The Sixties Scoop Indigenous Society of Alberta is partnering with libraries across B.C. to tour its national exhibit, including a stop at the Prince George Public Library on June 1.
The Sixties Scoop Indigenous Society of Alberta (SSISA), in partnership with the Prince George Public Library (PGPL), are bringing the Bi-Giwen: Coming Home – Truth Telling from the Sixties Scoop travelling exhibit to various B.C. locations, including the traditional territory of the Lheidli T’enneh. The first of its kind exhibit shares the experiences of survivors, including twelve personal testimonials of strength and resilience. The powerful display (developed for ages 13+) will be accessible to the public free of charge at the Prince George Public Library’s Bob Harkins Branch, downtown, on Wednesday, June 1 from 10 a.m. to 5 p.m.

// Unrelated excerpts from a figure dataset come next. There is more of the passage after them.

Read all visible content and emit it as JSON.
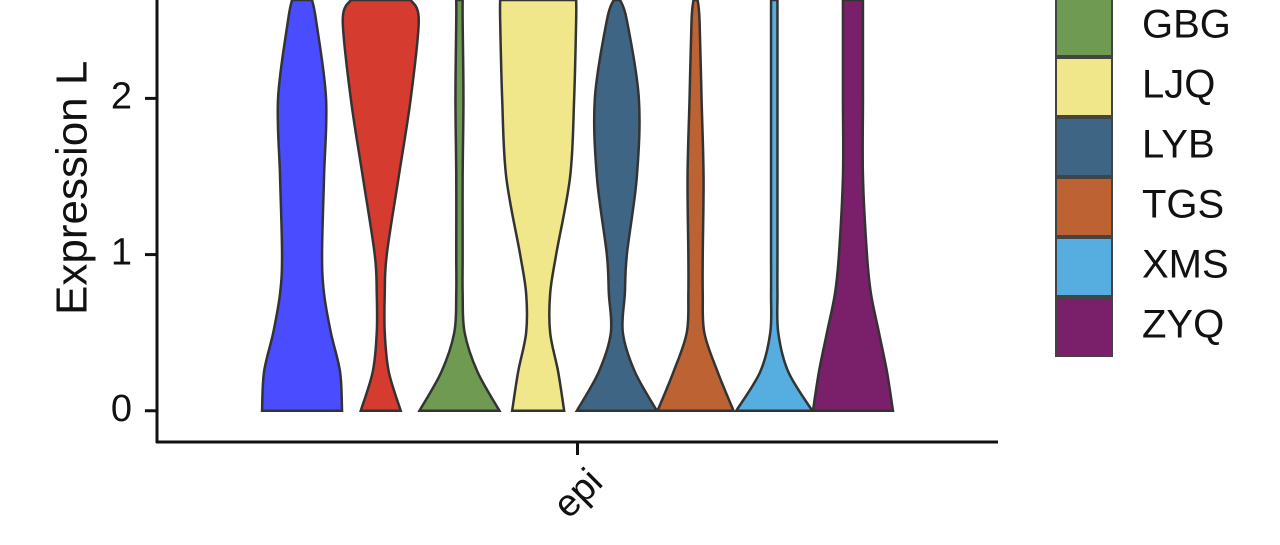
{
  "chart_data": {
    "type": "violin",
    "y_label": "Expression L",
    "categories": [
      "epi"
    ],
    "ylim": [
      -0.2,
      2.63
    ],
    "yticks": [
      0,
      1,
      2
    ],
    "levels": [
      0,
      0.25,
      0.5,
      0.75,
      1,
      1.5,
      2,
      2.5,
      2.63
    ],
    "series": [
      {
        "name": null,
        "color": "#4a4cff",
        "density": [
          1.0,
          0.95,
          0.72,
          0.55,
          0.5,
          0.55,
          0.6,
          0.35,
          0.25
        ]
      },
      {
        "name": null,
        "color": "#d63b2f",
        "density": [
          0.5,
          0.2,
          0.1,
          0.1,
          0.15,
          0.45,
          0.75,
          0.95,
          0.75
        ]
      },
      {
        "name": "GBG",
        "color": "#6f9a52",
        "density": [
          1.0,
          0.45,
          0.13,
          0.08,
          0.08,
          0.08,
          0.1,
          0.08,
          0.08
        ]
      },
      {
        "name": "LJQ",
        "color": "#f0e68a",
        "density": [
          0.65,
          0.5,
          0.3,
          0.3,
          0.45,
          0.8,
          0.9,
          0.95,
          0.95
        ]
      },
      {
        "name": "LYB",
        "color": "#3f6584",
        "density": [
          1.0,
          0.45,
          0.15,
          0.2,
          0.25,
          0.5,
          0.55,
          0.25,
          0.08
        ]
      },
      {
        "name": "TGS",
        "color": "#bd6232",
        "density": [
          0.95,
          0.55,
          0.22,
          0.18,
          0.18,
          0.2,
          0.15,
          0.1,
          0.05
        ]
      },
      {
        "name": "XMS",
        "color": "#56aee0",
        "density": [
          0.95,
          0.35,
          0.1,
          0.08,
          0.08,
          0.08,
          0.08,
          0.08,
          0.08
        ]
      },
      {
        "name": "ZYQ",
        "color": "#7a1f6a",
        "density": [
          1.0,
          0.85,
          0.65,
          0.45,
          0.35,
          0.25,
          0.25,
          0.25,
          0.25
        ]
      }
    ]
  }
}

“The Sixties Scoop Indigenous Society of Alberta (SSISA) is proud to bring this exhibit to Prince George,” said the Society’s president, Sandra Relling. “It describes the powerful and emotional stories and devastating impacts of Sixties Scoop in Canada. We are grateful for the ongoing support of the Prince George Public Library as we showcase this exhibit throughout BC. The exhibit is an opportunity to share and educate Canadians about the history of Indigenous people in relation to the Sixties Scoop.”
PGPL is especially honoured to host the exhibit on June 1, the commencement of National Indigenous History Month.
“We believe hosting exhibits and conversations like this is extremely important to our community,” library board chair Mike Gagel said. “At the Prince George Public Library, our mission is to build a resilient community by creating welcoming and inclusive spaces for every person to read, connect, and share. Bringing our community together to learn about this tragic and significant part of our history in a safe and supportive space is a vital part of this mission. We are fortunate to be able to work with great community partner organizations like the Sixties Scoop Indigenous Society of Alberta to learn about and acknowledge the history of our region and people.”
“The Sixties Scoop” refers to government practices across Canada from the 1950s to the 1980s that led to an unknown number of First Nations, Métis, and Inuit children being taken from their parents, families, and communities by child intervention services and placed in non-Indigenous families. Many of these children experienced abuse, mistreatment, and neglect and lost touch with their families, communities, culture, and traditional language.
The governments of Manitoba, Saskatchewan, and Alberta have delivered formal apologies for past practices that led to the removal of Indigenous children from their families, resulting in a loss of culture, identity and connection to their communities. The effects of the Sixties Scoop are still felt by survivors and their families today.